Practical Implications for Your Business

Applying all three frameworks to every contractor engagement is the correct approach — not just the IRS test, and not just the test of your home state.

For contractors in states with ABC tests, Prong B is the practical threshold question. If the contractor’s work is the same type of work that is central to your business, the ABC test almost certainly classifies them as an employee. This does not mean you cannot engage that worker — it means you need to structure the engagement carefully, potentially through an EOR rather than a COR, or with the guidance of a specialist.

For long-running, exclusive contractor relationships, both the IRS and DOL analyses are likely to find employment characteristics regardless of what state the contractor is in. Duration and exclusivity are among the most powerful indicators across all three frameworks.

Document your classification analysis in writing, applying each applicable framework, before every contractor engagement begins. If an audit ever occurs, documented good-faith analysis — even if the conclusion is later disagreed with — significantly reduces penalty exposure.

And for businesses operating across multiple states or internationally: the classification analysis must be conducted fresh for each jurisdiction. A worker who is clearly a contractor in Texas may be an employee in California. A worker who is clearly a contractor under US federal law may be an employee under German labor law.

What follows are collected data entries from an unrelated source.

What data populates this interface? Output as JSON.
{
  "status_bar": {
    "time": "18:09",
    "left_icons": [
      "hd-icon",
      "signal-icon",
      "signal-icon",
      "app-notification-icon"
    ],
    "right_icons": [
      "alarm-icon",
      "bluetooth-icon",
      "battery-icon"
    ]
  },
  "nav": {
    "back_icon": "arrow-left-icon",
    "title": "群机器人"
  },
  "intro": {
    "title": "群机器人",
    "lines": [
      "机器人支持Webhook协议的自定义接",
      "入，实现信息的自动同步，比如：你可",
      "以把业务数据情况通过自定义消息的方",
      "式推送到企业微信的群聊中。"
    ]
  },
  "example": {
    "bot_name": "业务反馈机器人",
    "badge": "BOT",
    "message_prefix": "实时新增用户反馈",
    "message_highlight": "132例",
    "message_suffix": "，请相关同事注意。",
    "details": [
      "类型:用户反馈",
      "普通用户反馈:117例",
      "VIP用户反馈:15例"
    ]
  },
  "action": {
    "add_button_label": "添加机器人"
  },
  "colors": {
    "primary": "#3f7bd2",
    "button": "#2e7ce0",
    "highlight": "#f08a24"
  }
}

How a Contractor of Record Helps

A Contractor of Record with genuine compliance expertise conducts multi-framework classification analysis as part of every engagement screening. The COR applies the IRS Common Law Test, the relevant DOL standard, and the classification framework of the contractor’s state or country — and documents the analysis.

If an engagement cannot pass all applicable tests as a contractor relationship, a legitimate COR will flag this rather than proceed. This is the most important quality signal when evaluating COR providers: a COR that will engage any worker regardless of classification risk is not providing compliance protection — it is providing payment processing while leaving your classification liability intact.